Ähnlich ist die Situation in Horst und Maschen. Südlich des Horster Dreiecks wurde ebenfalls sogenannter Flüsterasphalt aufgebracht. In Emmelndorf werden einzelne Wohnhäuser entlang der L 213 und der A 7 hoch belastet. Zusätzlich sind Fleestedt und Emmelndorf erheblich durch Schienenlärm betroffen.

In Hittfeld sind einige Wohngebäude entlang der L 213 und westlich der Autobahnanschlussstelle hoch und sehr hoch belastet. Im weiteren Verlauf der L 213 nach Süden gibt es in Helmstorf an der L 213 Wohnhäuser, deren straßennahen Fassaden ebenso belastet sind.

Gemeinde kann selbst nichts unternehmen

Auch wenn die Gemeinde die Zahlen nun zusammengefasst vorliegen hat – etwas zur Verringerung des Straßenlärms unternehmen kann sie nicht. Für die besagten Straßen sind die Autobahn GmbH und die Niedersächsische Landesbehörde für Straßenbau und Verkehr zuständig. „Die Frage der Verantwortlichkeit ist der Schwachpunkt beim Lärmaktionsplan“, sagt Patzwaldt. „Wir sehen den Bund in der Pflicht, sich um die Lärmminderung an den Autobahnen zu kümmern. Aber die Gemeinde kann die Umsetzung nicht einfordern.“

Die entwickelten Maßnahmen sind in dem Plan daher als Prüfaufträge an die Baulastträger formuliert. Das Bundesimmissionsschutzgesetz gibt jedoch weder Grenz- noch Richtwerte vor, bei deren Überschreitung ein Anspruch auf Lärmminderungsmaßnahmen greifen würde.

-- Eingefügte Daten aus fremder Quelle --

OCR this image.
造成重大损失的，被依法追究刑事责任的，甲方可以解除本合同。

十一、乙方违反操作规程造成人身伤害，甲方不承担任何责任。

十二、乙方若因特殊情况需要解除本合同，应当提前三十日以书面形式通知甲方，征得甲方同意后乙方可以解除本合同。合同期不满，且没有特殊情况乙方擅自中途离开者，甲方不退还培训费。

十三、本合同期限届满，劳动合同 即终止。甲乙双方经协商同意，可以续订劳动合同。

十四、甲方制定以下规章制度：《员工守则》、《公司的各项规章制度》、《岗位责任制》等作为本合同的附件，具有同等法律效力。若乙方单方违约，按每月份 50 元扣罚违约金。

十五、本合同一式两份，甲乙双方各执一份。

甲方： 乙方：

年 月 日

Die in dem Entwurf aufgelisteten Maßnahmen sind den Autoren zufolge demnach allesamt „vorläufig und unverbindlich“. Möglich wären ein Tempolimit, das Aufbringen von Flüsterasphalt, der Bau oder die Erhöhung von Schallschutzwänden- und wällen und der Einbau von Schallschutzfenstern. Lärmmindernd könnte es auch wirken, wenn der Durchgangsverkehr in den Ortsteilen durch Umfahrungen verringert, der Bus-, Rad- und Fußverkehr gefördert oder der Lkw-Verkehr eingeschränkt wird.

Flüsterasphalt und Tempolimit soll Lärm verringern

Insbesondere der Lärm in Maschen, Hittfeld, Fleestedt und Beckedorf könnte durch weitere A-7-Abschnitte mit Flüsterasphalt verringert werden. Ähnliches gilt für den Abschnitt der A 1 in Waldesruh und Hittfeld. Hier schlagen die Autoren zudem eine Geschwindigkeitsbegrenzung auf Tempo 100 vor. Offenporiger Asphalt könnte auch das Gymnasium und die Oberschule in Meckelfeld entlasten, zusätzlich sind höhere oder längere Schutzwände denkbar.

Auch an der L 213 sollte das Land prüfen, ob in den Ortsdurchfahrten von Helmstorf und Hittfeld ein leiserer Asphalt aufgebracht werden kann. In beiden Ortsteilen könnte zudem streckenweise das erlaubte Tempo nachts auf 30 begrenzt werden. Generell empfehlen die Autoren, konsequent auf die Geschwindigkeitsbegrenzungen hinzuweisen. Sie schätzen, dass durch die genannten Maßnahmen die Zahl der lärmbelasteten Menschen in Seevetal halbiert werden könnte.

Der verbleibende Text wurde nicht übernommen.